Since ANL is just a Lua framework, with no in-built graphical capabilities, visualizing such a beast as a cube world isn't straightforward. The example script constructs the noise function, maps it to a voxel array, then iteratively constructs meshes for each of the block types using the Volume functionality, built atop PolyVox. It then dumps the meshes to .OBJ format files. The script generates chunks of the function, specified by chunkx and chunkz coordinates, so the world is essentially infinite (at least to the limits of double precision).
The function isn't sophisticated. It shows strata layering using a distorted vertical gradient, ore deposits, caves with the lower levels filled with magma, a solid bedrock layer, etc... There is no large-scale variation in the distortion function, such as you might want to use if you are generating different kinds of biomes and geography; it just uses a simple fBm fractal with some slight vertical axis dampening to reduce the frothy distortion that can result in floating islands of terrain. Here are a couple shots of it in action:
I don't do much with this sort of generation. I don't really have any interest in building a Minecraft clone, for example. My interest is purely academic, a fascination with procedural world-building in general. Every time I tinker with this kind of thing, I am reminded how my library is actually kind of slow. This example script does a lot of stupid shit with copying and recopying buffers, iterating voxel arrays multiple times, not cacheing some values, etc... It could be faster, but even if I squeezed it as tight as I could it would still be somewhat slow.
I've always been a concepts guy. I have ideas for things I want to tinker with, I build a tool or a prototype to demonstrate it, I move on. I've spent a good bit of time on ANL, mungeing things around, re-organizing, etc... but I've never been very good at optimization, and so ANL has never really been tightened up. But lately, I've been thinking about how I can make things faster.

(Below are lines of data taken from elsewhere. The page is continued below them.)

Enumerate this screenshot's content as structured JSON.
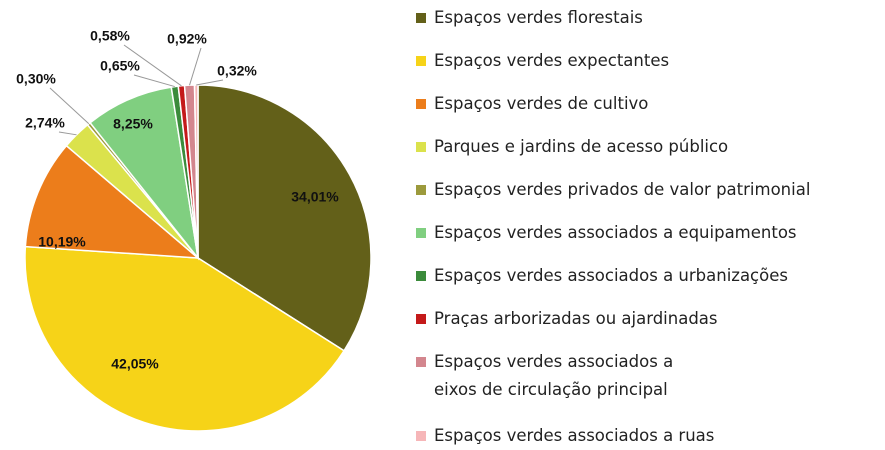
{
  "chart_data": {
    "type": "pie",
    "categories": [
      "Espaços verdes florestais",
      "Espaços verdes expectantes",
      "Espaços verdes de cultivo",
      "Parques e jardins de acesso público",
      "Espaços verdes privados  de valor patrimonial",
      "Espaços verdes associados a equipamentos",
      "Espaços verdes associados a urbanizações",
      "Praças arborizadas ou ajardinadas",
      "Espaços verdes associados a\neixos de circulação principal",
      "Espaços verdes associados a ruas"
    ],
    "values": [
      34.01,
      42.05,
      10.19,
      2.74,
      0.3,
      8.25,
      0.65,
      0.58,
      0.92,
      0.32
    ],
    "value_labels": [
      "34,01%",
      "42,05%",
      "10,19%",
      "2,74%",
      "0,30%",
      "8,25%",
      "0,65%",
      "0,58%",
      "0,92%",
      "0,32%"
    ],
    "colors": [
      "#636019",
      "#f6d318",
      "#ec7d1b",
      "#dbe24c",
      "#9c9a3c",
      "#80cf80",
      "#3b8b3b",
      "#c41a1a",
      "#d3868e",
      "#f6b6b8"
    ]
  }
}
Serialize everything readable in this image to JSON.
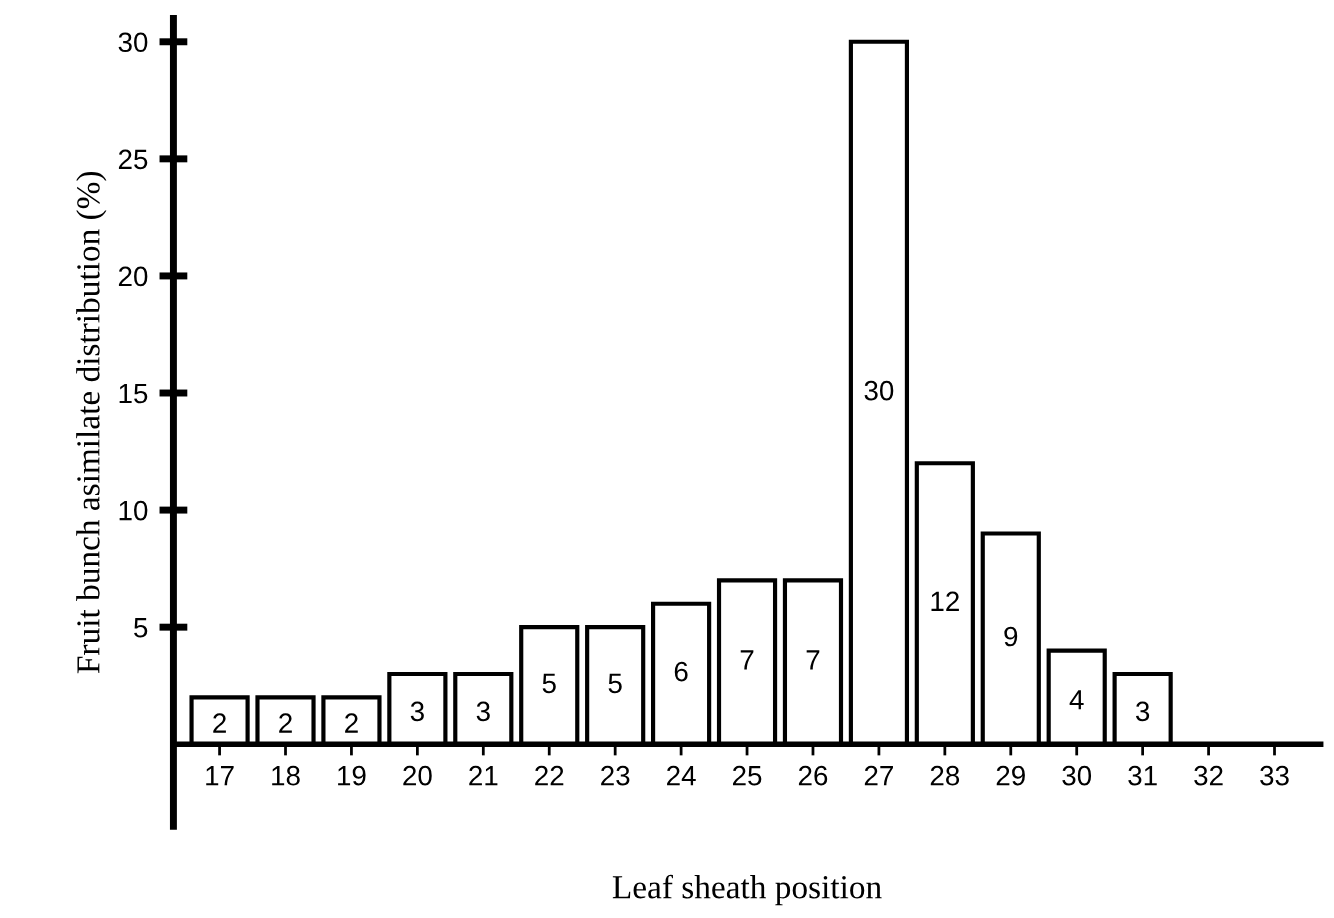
{
  "chart_data": {
    "type": "bar",
    "xlabel": "Leaf sheath position",
    "ylabel": "Fruit bunch asimilate distribution (%)",
    "categories": [
      "17",
      "18",
      "19",
      "20",
      "21",
      "22",
      "23",
      "24",
      "25",
      "26",
      "27",
      "28",
      "29",
      "30",
      "31",
      "32",
      "33"
    ],
    "values": [
      2,
      2,
      2,
      3,
      3,
      5,
      5,
      6,
      7,
      7,
      30,
      12,
      9,
      4,
      3,
      null,
      null
    ],
    "color": "#ffffff",
    "data_labels": true,
    "ylim": [
      -3.5,
      31
    ],
    "yticks": [
      5,
      10,
      15,
      20,
      25,
      30
    ],
    "grid": false
  }
}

To start with, it seems like learning about SSE might be a good place to go. This sort of function wrangling is pretty computation-heavy (especially when dealing with the higher orders of noise; ANL does up to 6D noise, which can be slow as balls) so I'm thinking that between implementing many of the computations using SSE intrinsics and trying to take advantage of multiple cores, I might be able to squeeze some better juice out of this thing. I don't know how much time I'll be able to devote to it for now, but I'll probably at least start reading a few sources to learn the ins and outs of SSE to see if it's something I could pull off.